Citation
Couverture du livre témoignage du colonel Jacques Hogard, vice-président de l'association France-Turquoise.
Ceux qui ont participé à l'opération « Turquoise » ont fondé une association pour «rétablir la vérité».
LES PASSIONS soulevées par la tragédie rwandaise sont loin de
s'apaiser. Accusés de complicité de génocide par six survivants
rwandais en février 2005, plainte validée depuis par la cour d'appel
de Paris, les officiers français de l'opération « Turquoise » viennent
de fonder une association pour « défendre les militaires » si ceux-ci
venaient à être cités à comparaître, mais aussi « rétablir la vérité »
et « lutter contre la désinformation » qui empoisonnerait selon eux le
dossier rwandais. Pour le général Jean-Claude Lafourcade, président de
l'association France-Turquoise et qui fut le commandant de cette
opération humanitaire menée par la France et quelques pays africains
entre juin et août 1994 dans le sud-ouest du Rwanda au cours des
dernières semaines du génocide, les accusations portées contre l'armée
française sont « effarantes », et les plaintes déposées sont «
intolérables ». « L'opération était mandatée par l'ONU, elle a sauvé
de nombreuses vies, même si on est arrivé très tard », a rappelé hier
le général français, lors de la première conférence de presse de cette
association, à l'Assemblée nationale.
« Ces accusations m'atteignent dans mon honneur de soldat », s'est
élevé le colonel Jacques Hogard, vice-président de l'association, qui
a récemment publié ses Mémoires de chef d'état-major de « Turquoise
». « Je suis fier de ce que nous avons fait au Rwanda », a affirmé
l'officier.
La création de cette association coïncide avec la publication du
rapport d'enquête du juge Bruguière sur l'attentat du 6 avril 1994
contre l'avion du président rwandais de l'époque, Juvénal Habyarimana,
événement considéré comme l'étincelle qui déclencha le génocide des
Tutsis par la majorité hutue. En mettant directement en cause dans
l'organisation de l'attentat Paul Kagamé, actuel président rwandais et
ancien chef rebelle tutsi, le rapport Bruguière n'a pas seulement
abouti à une rupture diplomatique entre Paris et Kigali. Il a aussi
donné le signal de la contre-attaque aux soldats français,
personnellement mis en cause dans la plus controversée des opérations
françaises en Afrique, qui se raccrochent à ces révélations comme si
la culpabilité de Paul Kagamé dans cet assassinat exonérait la France
de toutes critiques à son encontre.
Bouc émissaire
Car dans l'hystérie qui entoure depuis plusieurs années les débats sur
l'affaire rwandaise, qui va de l'instrumentalisation grossière du
génocide par Kigali jusqu'à la paranoïa des autorités françaises,
promptes à cacher leurs erreurs derrière un complot « anglo-saxon »

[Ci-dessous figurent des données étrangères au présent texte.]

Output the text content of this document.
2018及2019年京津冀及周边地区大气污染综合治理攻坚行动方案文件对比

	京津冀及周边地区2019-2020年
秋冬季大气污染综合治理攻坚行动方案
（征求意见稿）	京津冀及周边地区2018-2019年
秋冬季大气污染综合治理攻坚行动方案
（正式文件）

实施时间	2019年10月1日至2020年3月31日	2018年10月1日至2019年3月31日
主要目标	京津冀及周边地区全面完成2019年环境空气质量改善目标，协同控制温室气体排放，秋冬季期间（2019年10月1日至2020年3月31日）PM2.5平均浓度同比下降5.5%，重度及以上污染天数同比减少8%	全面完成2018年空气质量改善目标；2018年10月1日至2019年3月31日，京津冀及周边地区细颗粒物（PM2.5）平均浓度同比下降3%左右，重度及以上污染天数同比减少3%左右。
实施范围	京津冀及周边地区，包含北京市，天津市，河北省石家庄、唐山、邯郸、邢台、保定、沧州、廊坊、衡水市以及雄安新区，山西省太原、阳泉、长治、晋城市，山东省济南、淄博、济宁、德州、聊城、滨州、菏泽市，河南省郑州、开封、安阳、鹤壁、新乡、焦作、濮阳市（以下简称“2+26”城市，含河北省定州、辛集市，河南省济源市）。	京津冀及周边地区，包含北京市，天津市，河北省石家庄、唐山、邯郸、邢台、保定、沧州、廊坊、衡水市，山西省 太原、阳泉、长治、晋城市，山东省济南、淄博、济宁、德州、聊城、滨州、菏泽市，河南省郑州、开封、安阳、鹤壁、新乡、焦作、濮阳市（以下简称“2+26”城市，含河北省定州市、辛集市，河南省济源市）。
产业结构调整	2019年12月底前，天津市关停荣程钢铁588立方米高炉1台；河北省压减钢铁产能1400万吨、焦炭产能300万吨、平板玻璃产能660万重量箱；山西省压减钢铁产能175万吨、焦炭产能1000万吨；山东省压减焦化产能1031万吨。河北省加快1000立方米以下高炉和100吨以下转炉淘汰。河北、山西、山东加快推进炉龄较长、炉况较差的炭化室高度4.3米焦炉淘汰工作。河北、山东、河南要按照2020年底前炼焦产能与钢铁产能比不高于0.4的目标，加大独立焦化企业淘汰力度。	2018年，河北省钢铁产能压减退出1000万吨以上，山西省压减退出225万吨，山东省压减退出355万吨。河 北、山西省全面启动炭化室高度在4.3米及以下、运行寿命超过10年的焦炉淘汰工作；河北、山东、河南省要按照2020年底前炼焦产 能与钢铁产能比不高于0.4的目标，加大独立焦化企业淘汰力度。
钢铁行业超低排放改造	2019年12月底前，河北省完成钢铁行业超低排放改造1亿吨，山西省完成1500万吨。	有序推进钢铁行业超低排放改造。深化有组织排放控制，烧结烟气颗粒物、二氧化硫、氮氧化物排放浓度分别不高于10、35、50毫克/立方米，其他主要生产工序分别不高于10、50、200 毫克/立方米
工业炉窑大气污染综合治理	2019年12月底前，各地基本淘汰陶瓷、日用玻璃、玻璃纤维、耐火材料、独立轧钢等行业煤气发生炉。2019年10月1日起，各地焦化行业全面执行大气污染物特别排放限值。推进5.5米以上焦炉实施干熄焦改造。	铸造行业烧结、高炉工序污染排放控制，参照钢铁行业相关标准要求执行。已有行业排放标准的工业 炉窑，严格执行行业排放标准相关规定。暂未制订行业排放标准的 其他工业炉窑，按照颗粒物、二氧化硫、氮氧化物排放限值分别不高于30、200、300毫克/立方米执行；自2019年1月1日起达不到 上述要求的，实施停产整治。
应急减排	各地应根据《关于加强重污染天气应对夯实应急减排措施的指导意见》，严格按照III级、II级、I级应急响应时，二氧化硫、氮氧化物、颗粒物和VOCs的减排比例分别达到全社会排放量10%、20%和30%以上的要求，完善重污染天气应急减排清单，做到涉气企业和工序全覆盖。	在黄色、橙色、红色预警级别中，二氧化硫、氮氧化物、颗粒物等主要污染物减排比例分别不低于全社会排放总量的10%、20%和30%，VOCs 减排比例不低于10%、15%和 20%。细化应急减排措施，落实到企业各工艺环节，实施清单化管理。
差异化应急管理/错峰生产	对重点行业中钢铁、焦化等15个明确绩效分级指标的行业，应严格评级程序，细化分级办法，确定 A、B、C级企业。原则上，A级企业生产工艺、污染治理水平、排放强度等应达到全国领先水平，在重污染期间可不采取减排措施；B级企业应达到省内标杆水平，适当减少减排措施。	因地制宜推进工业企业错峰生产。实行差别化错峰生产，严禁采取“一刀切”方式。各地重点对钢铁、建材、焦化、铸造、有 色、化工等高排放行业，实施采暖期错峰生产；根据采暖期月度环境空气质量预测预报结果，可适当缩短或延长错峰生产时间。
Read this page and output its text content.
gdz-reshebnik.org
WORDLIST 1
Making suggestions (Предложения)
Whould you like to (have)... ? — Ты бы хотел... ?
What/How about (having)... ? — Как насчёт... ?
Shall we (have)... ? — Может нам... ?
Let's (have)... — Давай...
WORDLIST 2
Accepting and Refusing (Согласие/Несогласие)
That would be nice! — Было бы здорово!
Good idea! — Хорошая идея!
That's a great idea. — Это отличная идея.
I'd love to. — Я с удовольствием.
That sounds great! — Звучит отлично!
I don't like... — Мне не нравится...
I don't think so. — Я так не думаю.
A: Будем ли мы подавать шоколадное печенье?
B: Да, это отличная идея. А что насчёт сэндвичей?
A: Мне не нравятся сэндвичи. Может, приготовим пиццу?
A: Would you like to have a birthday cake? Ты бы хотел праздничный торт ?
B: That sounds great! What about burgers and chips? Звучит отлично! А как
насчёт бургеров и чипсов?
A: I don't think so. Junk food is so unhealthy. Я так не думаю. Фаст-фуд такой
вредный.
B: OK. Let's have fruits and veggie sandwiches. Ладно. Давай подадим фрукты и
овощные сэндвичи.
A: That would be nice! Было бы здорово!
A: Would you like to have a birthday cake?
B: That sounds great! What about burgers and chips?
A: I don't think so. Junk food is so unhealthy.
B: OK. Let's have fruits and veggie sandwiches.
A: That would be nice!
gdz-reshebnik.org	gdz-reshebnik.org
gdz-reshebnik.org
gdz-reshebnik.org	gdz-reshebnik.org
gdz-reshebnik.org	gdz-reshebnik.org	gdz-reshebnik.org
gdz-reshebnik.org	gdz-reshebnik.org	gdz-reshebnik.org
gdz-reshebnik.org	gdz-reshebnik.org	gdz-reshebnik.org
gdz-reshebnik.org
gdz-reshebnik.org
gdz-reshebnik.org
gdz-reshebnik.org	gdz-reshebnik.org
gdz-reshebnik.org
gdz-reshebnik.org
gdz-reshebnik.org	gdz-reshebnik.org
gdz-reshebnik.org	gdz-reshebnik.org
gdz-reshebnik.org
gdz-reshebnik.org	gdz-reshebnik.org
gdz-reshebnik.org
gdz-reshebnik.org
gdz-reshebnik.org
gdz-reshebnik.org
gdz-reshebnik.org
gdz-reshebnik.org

les militaires français de « Turquoise » se retrouvent dans la
position du bouc émissaire.
Envoyés dès 1990 à la rescousse d'un régime hutu qui dérivait déjà
dangereusement vers la « solution finale de la machette », engagés
dans des combats directs contre les rebelles tutsis anglophones venus
d'Ouganda comme s'il s'agissait de venger la colonne Marchand à
Fachoda, les militaires français ont dû ensuite pendant « Turquoise »
tenter de sauver ce qui pouvait encore l'être à la fin d'un des
épisodes les plus épouvantables de la fin du XXe siècle, auquel a
assisté sans rien faire l'ensemble de la communauté internationale.
Ils risquent d'être demain les seuls à répondre devant les tribunaux
des ambiguïtés et errements de la politique rwandaise de la France.